Conférence internationale sur les grands bassins forestiers : réduire la déforestation, un enjeu majeur pour la planète
La conférence internationale sur les grands bassins forestiers s'est tenue à Paris le 11 mars. Quelque 54 pays se sont réunis pour mettre en œuvre le mécanisme de réduction des émissions provenant de la déforestation et de la dégradation des forêts (REDD+), issu de l'Accord de Copenhague. Une deuxième réunion aura lieu fin mai à Oslo (Norvège).
La déforestation est un phénomène de grande ampleur avec 13 millions d'hectares de forêts déboisés chaque année dans le monde. Elle touche particulièrement les forêts tropicales (Amazonie, Afrique équatoriale, Asie du Sud-Est…). Deuxième cause du réchauffement de la planète, la déforestation a des conséquences majeures avec un impact direct sur le climat.
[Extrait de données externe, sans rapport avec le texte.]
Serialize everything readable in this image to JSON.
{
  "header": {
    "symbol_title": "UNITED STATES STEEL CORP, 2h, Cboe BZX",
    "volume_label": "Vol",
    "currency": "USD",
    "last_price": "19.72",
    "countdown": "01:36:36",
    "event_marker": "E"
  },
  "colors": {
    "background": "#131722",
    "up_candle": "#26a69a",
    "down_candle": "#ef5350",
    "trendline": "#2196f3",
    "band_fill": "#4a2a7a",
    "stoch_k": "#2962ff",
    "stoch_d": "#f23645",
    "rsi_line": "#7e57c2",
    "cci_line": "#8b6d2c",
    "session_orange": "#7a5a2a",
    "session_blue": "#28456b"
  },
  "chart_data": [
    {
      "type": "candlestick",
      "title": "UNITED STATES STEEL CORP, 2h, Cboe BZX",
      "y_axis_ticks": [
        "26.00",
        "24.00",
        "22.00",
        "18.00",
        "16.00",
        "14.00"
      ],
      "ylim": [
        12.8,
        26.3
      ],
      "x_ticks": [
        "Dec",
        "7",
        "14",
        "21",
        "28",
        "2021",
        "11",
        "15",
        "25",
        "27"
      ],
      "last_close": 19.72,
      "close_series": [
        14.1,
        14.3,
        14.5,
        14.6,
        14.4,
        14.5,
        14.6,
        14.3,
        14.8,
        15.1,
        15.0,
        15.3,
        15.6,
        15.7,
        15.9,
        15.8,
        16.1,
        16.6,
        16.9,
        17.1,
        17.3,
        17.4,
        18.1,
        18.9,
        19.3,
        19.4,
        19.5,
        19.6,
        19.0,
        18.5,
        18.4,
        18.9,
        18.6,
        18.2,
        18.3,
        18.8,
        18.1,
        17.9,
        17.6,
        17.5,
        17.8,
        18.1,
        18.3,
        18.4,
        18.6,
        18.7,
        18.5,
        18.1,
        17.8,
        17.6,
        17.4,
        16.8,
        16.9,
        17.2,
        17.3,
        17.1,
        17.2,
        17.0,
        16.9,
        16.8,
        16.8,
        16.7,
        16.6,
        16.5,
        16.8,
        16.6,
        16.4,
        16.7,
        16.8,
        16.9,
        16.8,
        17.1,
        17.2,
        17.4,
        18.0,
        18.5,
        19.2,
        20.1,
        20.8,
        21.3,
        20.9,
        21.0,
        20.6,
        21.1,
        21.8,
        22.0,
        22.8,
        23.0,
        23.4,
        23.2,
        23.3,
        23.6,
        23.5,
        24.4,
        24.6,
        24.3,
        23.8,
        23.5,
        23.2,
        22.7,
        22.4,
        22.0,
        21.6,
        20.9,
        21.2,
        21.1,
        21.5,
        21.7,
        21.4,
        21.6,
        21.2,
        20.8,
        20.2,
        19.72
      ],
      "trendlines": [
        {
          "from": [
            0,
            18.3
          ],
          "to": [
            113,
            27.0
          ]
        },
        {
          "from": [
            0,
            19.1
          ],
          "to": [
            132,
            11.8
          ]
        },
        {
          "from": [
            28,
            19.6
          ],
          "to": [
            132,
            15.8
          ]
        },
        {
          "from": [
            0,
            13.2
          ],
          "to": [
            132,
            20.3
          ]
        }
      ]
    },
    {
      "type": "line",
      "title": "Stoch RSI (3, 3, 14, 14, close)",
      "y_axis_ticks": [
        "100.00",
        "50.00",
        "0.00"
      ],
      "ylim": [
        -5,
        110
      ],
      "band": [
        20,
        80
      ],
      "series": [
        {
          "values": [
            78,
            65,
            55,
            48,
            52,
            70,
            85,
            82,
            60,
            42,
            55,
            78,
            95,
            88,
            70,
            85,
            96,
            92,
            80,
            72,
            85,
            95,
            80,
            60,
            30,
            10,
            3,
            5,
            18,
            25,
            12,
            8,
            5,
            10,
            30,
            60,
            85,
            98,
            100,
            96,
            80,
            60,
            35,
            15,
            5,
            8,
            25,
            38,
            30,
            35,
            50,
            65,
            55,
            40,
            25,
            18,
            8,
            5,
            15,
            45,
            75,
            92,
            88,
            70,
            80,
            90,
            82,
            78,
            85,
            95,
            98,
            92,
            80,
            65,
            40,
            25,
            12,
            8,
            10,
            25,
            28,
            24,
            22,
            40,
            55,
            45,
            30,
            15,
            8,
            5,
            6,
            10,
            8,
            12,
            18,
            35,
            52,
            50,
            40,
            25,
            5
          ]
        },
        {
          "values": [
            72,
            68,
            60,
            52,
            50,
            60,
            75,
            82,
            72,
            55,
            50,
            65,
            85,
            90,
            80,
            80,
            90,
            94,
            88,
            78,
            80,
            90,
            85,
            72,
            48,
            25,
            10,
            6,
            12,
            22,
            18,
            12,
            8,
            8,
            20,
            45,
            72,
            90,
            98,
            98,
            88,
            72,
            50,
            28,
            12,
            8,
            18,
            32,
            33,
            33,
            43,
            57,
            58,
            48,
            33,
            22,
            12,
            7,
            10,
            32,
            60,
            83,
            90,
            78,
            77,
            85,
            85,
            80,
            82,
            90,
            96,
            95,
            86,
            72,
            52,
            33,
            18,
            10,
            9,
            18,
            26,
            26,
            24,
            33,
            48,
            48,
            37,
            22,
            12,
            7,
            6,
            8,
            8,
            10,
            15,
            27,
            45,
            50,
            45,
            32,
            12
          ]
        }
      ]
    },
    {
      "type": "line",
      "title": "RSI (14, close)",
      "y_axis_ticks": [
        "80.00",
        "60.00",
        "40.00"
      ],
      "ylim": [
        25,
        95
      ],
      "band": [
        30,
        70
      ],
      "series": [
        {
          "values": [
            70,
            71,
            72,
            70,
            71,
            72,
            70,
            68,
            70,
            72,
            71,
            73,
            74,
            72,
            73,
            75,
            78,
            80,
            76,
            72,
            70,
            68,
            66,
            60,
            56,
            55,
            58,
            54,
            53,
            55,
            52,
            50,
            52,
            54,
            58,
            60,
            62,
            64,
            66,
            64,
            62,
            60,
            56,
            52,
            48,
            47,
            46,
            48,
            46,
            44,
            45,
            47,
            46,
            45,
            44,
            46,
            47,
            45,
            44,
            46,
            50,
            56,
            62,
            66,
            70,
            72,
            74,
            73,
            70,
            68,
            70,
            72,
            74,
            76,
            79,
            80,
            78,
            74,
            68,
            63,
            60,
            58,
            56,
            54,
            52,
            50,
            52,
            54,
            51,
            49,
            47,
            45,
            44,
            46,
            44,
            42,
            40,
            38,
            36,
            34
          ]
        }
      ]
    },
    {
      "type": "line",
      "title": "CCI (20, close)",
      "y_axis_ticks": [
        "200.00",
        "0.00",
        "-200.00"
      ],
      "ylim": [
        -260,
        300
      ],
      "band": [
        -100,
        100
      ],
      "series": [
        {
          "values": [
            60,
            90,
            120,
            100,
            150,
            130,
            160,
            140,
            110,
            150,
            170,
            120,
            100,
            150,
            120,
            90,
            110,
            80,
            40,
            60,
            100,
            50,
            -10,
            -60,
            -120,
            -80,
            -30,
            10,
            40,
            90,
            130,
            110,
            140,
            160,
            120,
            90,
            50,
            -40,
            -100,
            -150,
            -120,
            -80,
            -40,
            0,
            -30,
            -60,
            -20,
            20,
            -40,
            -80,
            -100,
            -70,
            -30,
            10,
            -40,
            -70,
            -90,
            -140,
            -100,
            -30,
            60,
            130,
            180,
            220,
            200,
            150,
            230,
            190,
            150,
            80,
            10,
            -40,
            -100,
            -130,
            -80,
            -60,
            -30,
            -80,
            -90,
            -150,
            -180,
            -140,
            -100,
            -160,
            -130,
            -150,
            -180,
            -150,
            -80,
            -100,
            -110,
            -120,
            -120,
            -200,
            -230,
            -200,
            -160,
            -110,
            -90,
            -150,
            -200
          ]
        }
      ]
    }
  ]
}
La France se bat pour que la protection des forêts soit un enjeu prioritaire de la communauté internationale. Lors de son discours d'ouverture, Nicolas Sarkozy a posé les termes du débat : avons-nous encore le choix de poursuivre sur la voie d'une croissance qui détruit les ressources naturelles, les énergies fossiles et la biodiversité ? "Il faut inventer une nouvelle croissance véritablement durable qui ne soit pas cause du réchauffement climatique", a déclaré le président de la République.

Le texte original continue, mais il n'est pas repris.